Na segunda-feira, dia 8, as escolas tiveram autorização para retomar o ensino de forma presencial. As redes estadual e particular de Franca iniciaram as atividades em classe e receberam os alunos com capacidade reduzida e mantendo os cuidados necessários. Nesta primeira semana, não houve indicação de surtos ou contágio de covid entre as crianças. Mesmo com a volta presencial, os pais de alunos tanto da rede particular quanto da estadual que preferirem podem manter seus filhos em casa e seguir com o ensino 100% à distância, mas grande parte dos pais consentiu com o retorno dos alunos.
Já a rede municipal optou por não voltar o ensino presencial por conta da estrutura das escolas que precisa ser readequada (leia mais sobre os desafios das escolas municipais clicando aqui).
Ainda que houvesse medo, os professores, funcionários e alunos enfrentaram a primeira semana de aula em um dos períodos mais críticos da pandemia. Para quem participou, o balanço é positivo.
Maria Tereza Ludovice é diretora da Toulouse-Lautrec, escola particular próxima ao Poliesportivo. Para ela, a retomada foi tranquila e fundamental. “Nós estávamos ansiosos para retornar e ao mesmo tempo inseguros, mas felizmente foi muito tranquilo. Os pais confiaram em nós e conseguimos fazer um bom trabalho, mesmo com as restrições”, disse.

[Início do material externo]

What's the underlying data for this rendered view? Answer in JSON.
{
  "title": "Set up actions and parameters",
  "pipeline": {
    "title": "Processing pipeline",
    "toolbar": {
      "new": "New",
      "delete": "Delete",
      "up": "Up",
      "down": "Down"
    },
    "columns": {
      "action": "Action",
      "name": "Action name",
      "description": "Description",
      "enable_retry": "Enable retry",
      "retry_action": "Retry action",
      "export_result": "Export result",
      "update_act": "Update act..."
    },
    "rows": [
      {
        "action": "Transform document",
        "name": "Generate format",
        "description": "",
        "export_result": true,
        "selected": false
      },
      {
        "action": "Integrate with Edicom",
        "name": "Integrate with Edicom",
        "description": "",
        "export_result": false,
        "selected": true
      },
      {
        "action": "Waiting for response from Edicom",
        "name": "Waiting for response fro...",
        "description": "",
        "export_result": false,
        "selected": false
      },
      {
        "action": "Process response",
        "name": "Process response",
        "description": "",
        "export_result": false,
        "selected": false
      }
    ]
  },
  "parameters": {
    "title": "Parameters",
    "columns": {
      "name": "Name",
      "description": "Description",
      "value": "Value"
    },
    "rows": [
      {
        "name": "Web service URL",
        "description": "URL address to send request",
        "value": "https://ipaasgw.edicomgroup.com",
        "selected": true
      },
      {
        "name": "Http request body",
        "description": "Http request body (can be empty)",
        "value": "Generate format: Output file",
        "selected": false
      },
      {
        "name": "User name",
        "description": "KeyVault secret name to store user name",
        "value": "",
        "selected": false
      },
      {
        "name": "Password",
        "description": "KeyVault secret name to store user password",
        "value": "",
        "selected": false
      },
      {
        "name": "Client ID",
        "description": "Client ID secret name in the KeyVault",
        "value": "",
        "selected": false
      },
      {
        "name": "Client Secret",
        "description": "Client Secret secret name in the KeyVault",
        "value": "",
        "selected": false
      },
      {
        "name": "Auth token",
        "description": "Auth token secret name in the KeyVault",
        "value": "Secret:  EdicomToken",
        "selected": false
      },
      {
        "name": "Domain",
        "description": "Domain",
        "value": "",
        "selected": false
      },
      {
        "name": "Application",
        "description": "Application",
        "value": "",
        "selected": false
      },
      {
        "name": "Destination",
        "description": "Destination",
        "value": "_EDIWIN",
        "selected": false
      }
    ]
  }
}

Na escola, alguns protocolos além dos exigidos foram adotados. Segundo a diretora, os alunos e professores informam diariamente, através de um relatório, o estado de saúde de cada um. Assim, é mais fácil controlar qualquer tipo de suspeita.
Para Maria Tereza, a convivência dos alunos é indispensável. “É de fundamental importância humanizar o contato com as crianças e jovens. Nós estávamos com saudades deles e eles também estavam de nós, da escola. É uma pena que faltou o nosso abraço, mas a gente compensa acenando nos corredores”, brinca.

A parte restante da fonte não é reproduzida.